I enjoy catching up with my friends, but it takes a lot of energy for me. I can't feasibly reach out to everybody in a given weekend - it would leave me completely drained, and exhausted.

So I prioritize. I try to reach out to people I haven't spoken to in a longer time period. Or people I know have had some life event happen recently, etc. I try to find a way to keep in touch with most people, instead of just a few of them.

But here's my issue - it's hard to remember how to schedule who to get in touch with, and when. "Did I last talk to X 1 week or 2 weeks ago? Should I get in touch with Y instead?" etc.

Now, I could start taking paper notes, or look at my calendar, etc. But at this point I'm setting up some mental system to help me with the scheduling. Which is basically just a different (possibly less efficient) flavor of what's described in the article.

Now, maybe I'm projecting, and this doesn't apply to many others. But please consider - if you feel someone in your life is reaching out through automated means - that they might really care, and just have a hard time figuring out how to do it otherwise. If scheduling catch ups comes naturally to you, it might not to others.

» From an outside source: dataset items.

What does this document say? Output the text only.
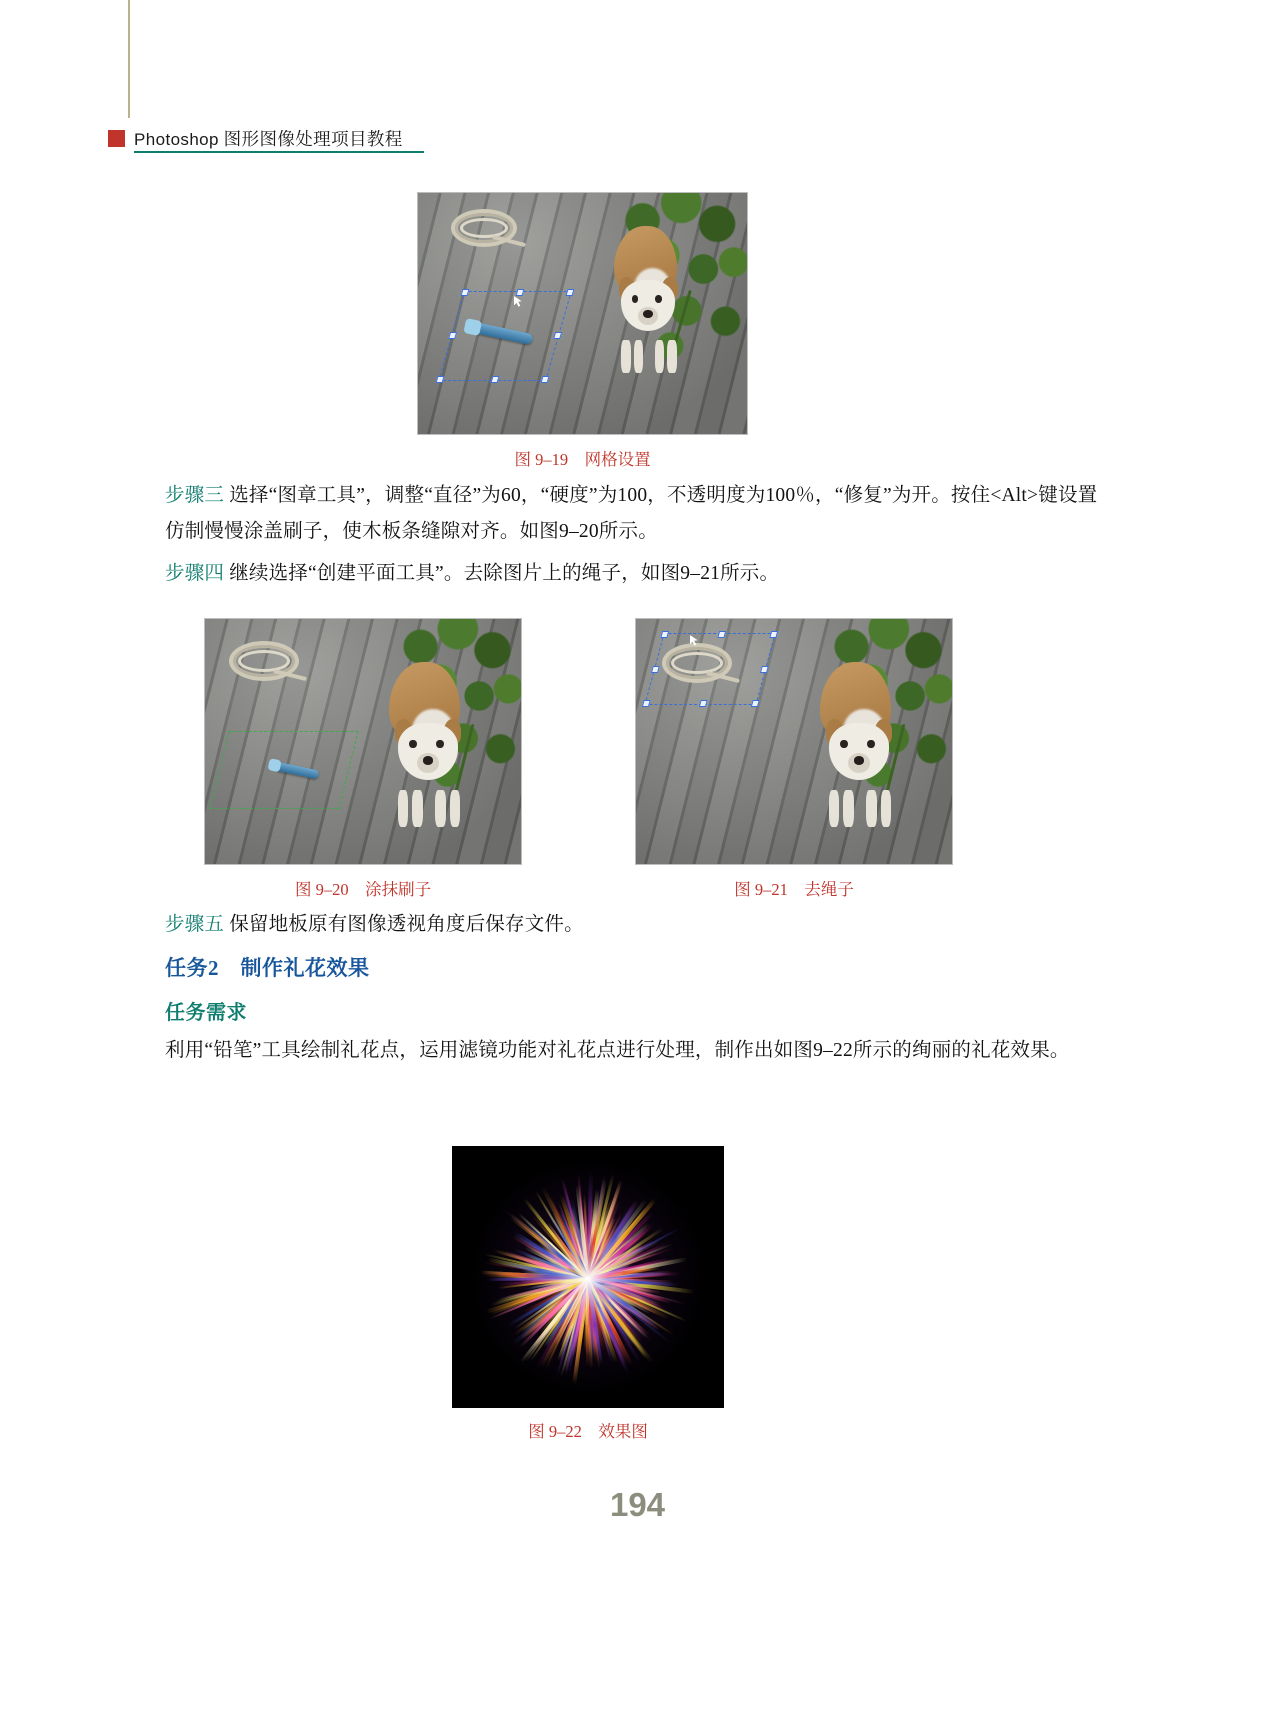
Photoshop 图形图像处理项目教程
图 9–19　网格设置
步骤三 选择“图章工具”，调整“直径”为60，“硬度”为100，不透明度为100％，“修复”为开。按住<Alt>键设置仿制慢慢涂盖刷子，使木板条缝隙对齐。如图9–20所示。
步骤四 继续选择“创建平面工具”。去除图片上的绳子，如图9–21所示。
图 9–20　涂抹刷子	图 9–21　去绳子
步骤五 保留地板原有图像透视角度后保存文件。
任务2　制作礼花效果
任务需求
利用“铅笔”工具绘制礼花点，运用滤镜功能对礼花点进行处理，制作出如图9–22所示的绚丽的礼花效果。
图 9–22　效果图
194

(and I know the article mentions "serendipity" and is not necessarily about catching up with close friends. I think it works well for both)

1 comments

> but because I genuinely have a hard time finding enough time for all the things that matter in life.

Mate. It takes seconds to send a simple text message/mail "Hey, how're you doing?" while sitting on the toilet.

Everyone sits on the toilet, quite regularly.

But this doesn't work for contacts I do not reach regularly... I just forget about them when I don't reach them at all for some longer time.
That’s good! It means people who aren’t actually part of your busy life will get pruned out, and you’ll be left with more time to deal with people who actually matter.
This is a weird take.

I have friends I've known for decades, some of whom have moved to different cities, different countries, different continents even. I don't talk to them regularly - we all have our lives and it's easy to get caught up. It's not that these people don't matter, just that we're not as close - physically or otherwise - as we used to be. Many of these people, if we did meet again in person, we could pick up exactly where we were as if I'd only seen them yesterday.

I don't use a system like this. But it's bizarre to say that just because someone hasn't spoken in a while that they don't actually matter

Shit happens, you might have crunch at work for some time and spend much less time on social activities in that period, which means that you loose contacts with anyone but close friends. It requires conscious effort to leave that state. And there are different types of social connections, there are those where not much happens for some time, but then in very short period of time A LOT happens. That is the case for some of my friends that don't live in my city.
The thing about parsing your social network down to just a tiny group of close friends is A) it makes it harder to develop more close friends, since friendship tends to work like a funnel where you start out shallow and become better friends through time/exposure, and B) eventually you start to lose friends, whether to physical distance, falling out, life events, and eventually death, and if you only have a tiny group, it's easy for the bottom to fall out of your friend group entirely.

I've watched this happen with a lot of older adults I know, which is one of the reasons I've deliberately made some efforts to keep a pool of shallow friendships. Some of them have already deepened into actual friends, some fall off and that's ok, because that's kind of the point. Casting a wider net is part of a strategy to not end up in my later years with 0-2 total friends in my life.